Я собрала все свое мужество.
— Хотели там поиграть…
Казалось, Дюмонтье очень доволен моим ответом.
— Вот, наконец! Мы начинаем понимать друг друга! Вы были одни, Морель и ты?
Я не ответила, и он спросил снова:
— Ну, так вы были одни, Морель и ты?
Я вспомнила о своих подружках: не предать их, не ябедничать! Зачем подвергать наказанию всех, говорили они. Я скажу неправду, чтобы спасти их.
— Да, месье. Мы были одни.
А Дюмонтье продолжал:
— Что касается твоей подруги, сейчас мы о ней не будем говорить. Что же до тебя, то надо отбить у тебя охоту забавляться, особенно здесь — в театре. Я забавляюсь, как ты думаешь? Последний раз спрашиваю: как вы проникли на крышу?
Я призналась:
— Через дверь, где написано «Вход воспрещен».
Дюмонтье еще больше разозлился.
— Это немыслимо! Дверь всегда заперта, таково правило, и это правило строго соблюдается.
Конечно, я ему сказала только часть правды, но то, что я сказала, было правдой. Ложью могло бы стать то, чего я ему не сказала. Но правда заключалась в том, что мы нашли ключ, что кто-то запер дверь, когда мы с Бернадеттой еще оставались на крыше, и что из-за этого мы хотели вернуться через Ротонду, разбив стекла одного из окон.
Дюмонтье не хотел верить, что мы были заперты, я понимала: это из-за того, что он боялся за себя и за тех, кто отвечал за безопасность. Он не хотел и слышать, что туда мы прошли через дверь и только возвращались через окно. И он так взбесился оттого, что я все время повторяла одно и то же, что даже сказал: если бы я была его дочерью, он влепил бы мне пощечину!
В его кабинет вошла дама. Высокая блондинка — инспектор полиции. Дюдю, наверное, и не мечтал увидеть подобного инспектора, да и я тоже. Никогда бы не подумала, что существуют такие приятные на вид полицейские! Но это был еще не повод ей доверять…
Поскольку Дюмонтье ужасно удивился, увидев ее, она пояснила, что дела, в которых замешаны дети, часто поручают женщинам. Но, тем не менее, она ведь полицейский…
Дама очень приветливо посмотрела на меня. Она хотела все знать — и она тоже! Я опять повторила все с самого начала. Это была правда, вот только я не выдала никого из подруг.

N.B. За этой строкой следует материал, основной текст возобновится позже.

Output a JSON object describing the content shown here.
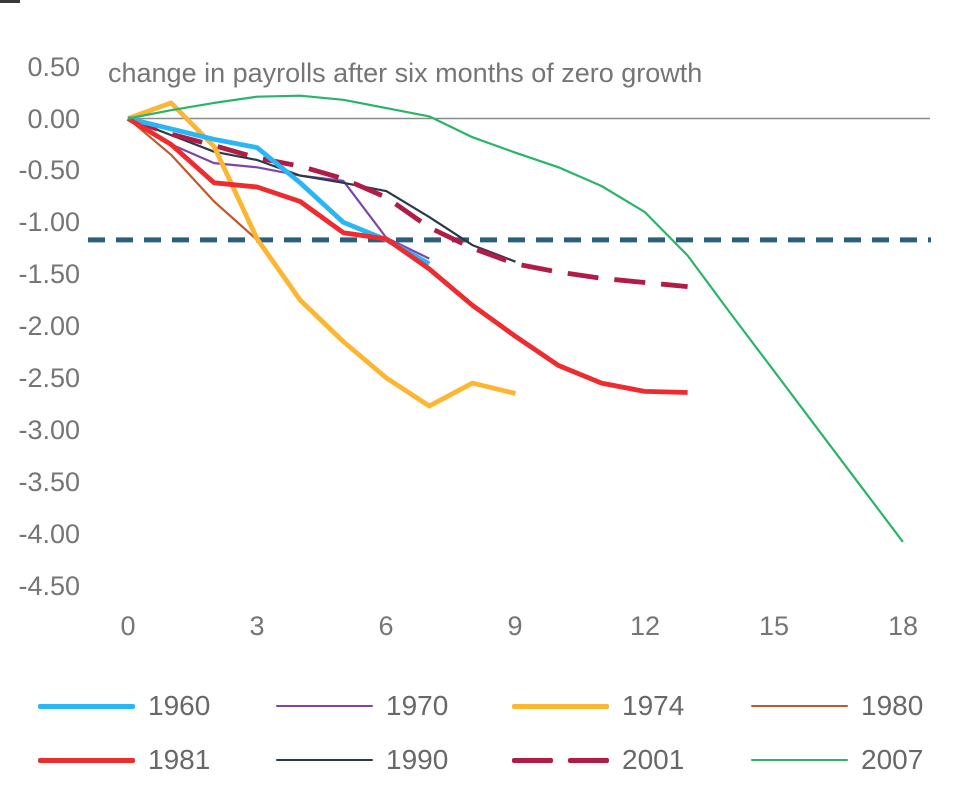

Инспекторша сказала Дюмонтье, что увидится со мной позже, а сейчас хотела бы поговорить с ним. Дюдю, казалось, готовится к защите — так, будто его собирались в чем-то обвинить.
— Хорошо, поговорим, мадам. Но предупреждаю вас, мой рапорт уже готов. Все в порядке, он отпечатан в нескольких экземплярах: для дирекции, для социального обеспечения, для страховки, для полиции, если вам угодно…
Инспекторша любезно ответила:
— Да, нам угодно.
Но, должна признаться, ее любезность как-то не успокаивала.
После этого надзирательница отвела меня в столовую. Дюмонтье велел ей не выпускать меня из виду. Он несколько раз повторил:
— Не отпускайте ее! Слышишь, я не хочу, чтобы тебя выпускали из виду! Не хочу! Держите ее в ежовых рукавицах! Покруче!
И выглядел при этом он довольно злобно.
Когда мы шли по коридору, направляясь к столовой, надзирательница сказала:
— Просто невозможно поверить — он принимает тебя за Аль Капоне!
— Аль Капоне? Кто это? — спросила я.
— Жуткий бандит.
Но я же все-таки не была «жутким бандитом»! И мне никто не собирался рубить голову. Надзирательница вообще очень мило себя вела. Она попыталась объяснить мне, что происходит.
— Понимаешь, не хотела бы я сейчас оказаться на его месте: мне куда спокойнее. Каждая по отдельности, вы еще ничего, но все вместе совершенно невыносимы. Ему от вас достается, месье Дюмонтье. И не только от вас — мальчики почти такие же ужасные!
Я больше не слушала, что она говорит. Я снова вспомнила про Аль Капоне. Конечно, он преувеличивает, этот Дюдю, но все равно впереди меня не ждет ничего хорошего.
Когда я пришла в столовую, девочки обедали, и было видно, что они с тревогой ожидали моего появления.